# Statistical Learning
---

## Contents
- [Linear Regression](#linreg)
- [Simple Linear Regression](#simlinreg)
- [Estimating the coefficients](#estcoef)

<a name="linreg"></a>
## Linear Regression

Consider the **Advertising** dataset. It displays *sales* of a particular product
as a function of advertising budgets for *TV*, *radio* and *newspaper* media.
Here are a few important questions that we might seek to address:
- Is there a relationship between advertising budget and sales?
- How strong is the relationship between advertising budget and sales?
- Which media contribute to sales?
- How accurately can we estimate the effect of each medium on sales?
- How accurately can we predict future sales?
- Is the relationship linear?
- Is there synergy/interaction among the advertising media?

<a name="simlinreg"></a>
## Simple Linear Regression

It is a very straightforward approach for predicting a quantitative response Y on the basis of a single predictor variable $X$. It assumes that there is approximately a linear relationship between $X$ and $Y$. Mathematically, we can write this linear relationship as
$$Y \approx \beta_{0} + \beta_{1}X$$
where $\beta_{0}$ is the intercept and $\beta_{1}$ is the slope term in linear model.
They are known as model *coefficients* or *parameters*.
Suppose, *sales* regresses onto *TV*, it can be written as
$$sales \approx \beta_{0} + \beta_{1} \times TV$$
Once we have our training data to produce estimates $\hat{\beta_{0}}$ and $\hat{\beta_{1}}$ for the model coefficients,
we predict the future sales on the basis of particular value of TV advertising by computing
$$\hat{y} = \hat{\beta_{0}} + \hat{\beta_{1}}x$$
where $\hat{y}$ is the prediction of $Y$ on the basis of $X = x$.
We use $\hat{}$ to denote the estimated value for an unknown parameter or coefficient, or to denote the predicted value of the response.

<a name="estcoef"></a>
### Estimating the coefficients

In practice, $\beta_{0}$ and $\beta_{1}$ are unknown.
Our goal is to obtain coefficient estimates $\hat{\beta_{0}}$ and $\hat{\beta_{1}}$ such that the linear model
$y_{i} \approx \hat{\beta_{0}} + \hat{\beta_{1}}x_{i}$ for $i = 1, \cdots, n$ fits the available data well.
In other words, we want to find an intercept $\hat{\beta_{0}}$ and slope $\hat{\beta_{1}}$ such that the resulting line is as close as possible to the $n$ data points.

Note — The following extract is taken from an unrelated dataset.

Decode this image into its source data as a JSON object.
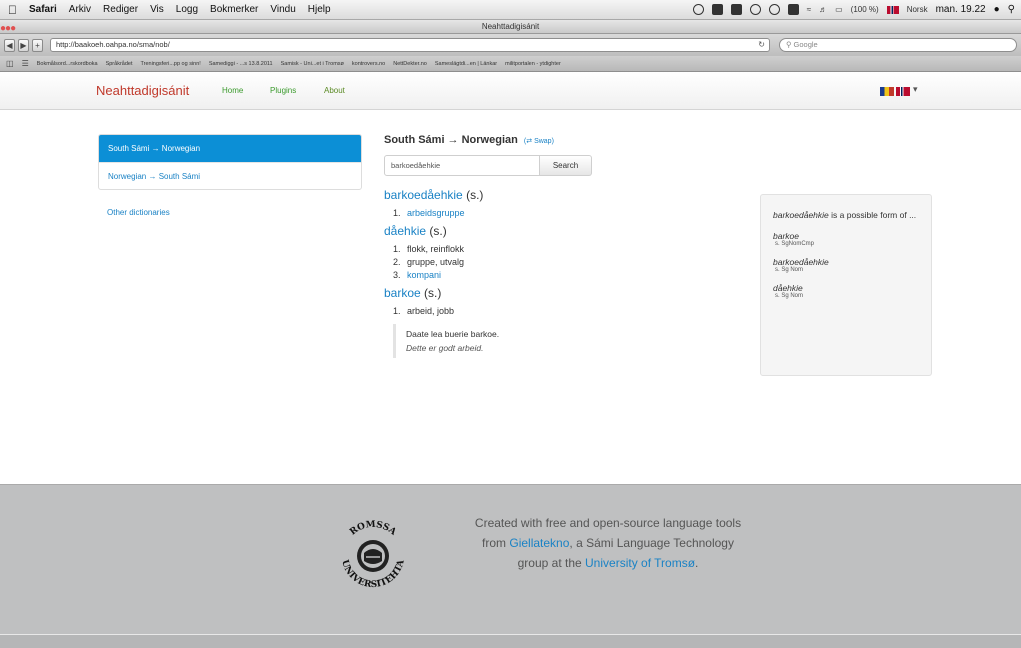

Let $\hat{y_{i}} = \hat{\beta_{0}} + \hat{\beta_{1}}x_{i}$ be the prediction for $Y$ based on the $i^{th}$ value of $X$.
Then $e_{i} = y_{i} - \hat{y_{i}}$ represents the $i^{th}$ residual. Thus the *residual sum of squares (RSS)* is
$$RSS = {e_{1}}^{2} + {e_{2}}^{2} + \cdots + {e_{n}}^{2}$$
This is equivalent to
$$RSS = \left(y_{1} - \hat{\beta_{0}} - \hat{\beta_{1}}x_{1}\right)^{2} +
        \left(y_{2} - \hat{\beta_{0}} - \hat{\beta_{1}}x_{2}\right)^{2} +
        \cdots +
        \left(y_{n} - \hat{\beta_{0}} - \hat{\beta_{1}}x_{n}\right)^{2}$$
The least squares approach chooses $\hat{\beta_{0}}$ and $\hat{\beta_{1}}$ to minimize the RSS which are given by
$$\hat{\beta_{1}} = \frac{\sum_{i = 1}^{n}\left(x_{i} - \bar{x}\right)\left(y_{i} - \bar{y}\right)}
                        {\sum_{i = 1}^{n}\left(x_{i} - \bar{x}\right)^{2}}$$

$$\hat{\beta_{0}} = \bar{y} - \hat{\beta_{1}}\bar{x}$$
where $$\bar{y} = \frac{1}{n}\sum_{i = 1}^{n}y_{i}$$ and $$\bar{x} = \frac{1}{n}\sum_{i = 1}^{n}x_{i}$$ are the sample means.
This defines the *least squares coefficient estimates* for simple linear regression.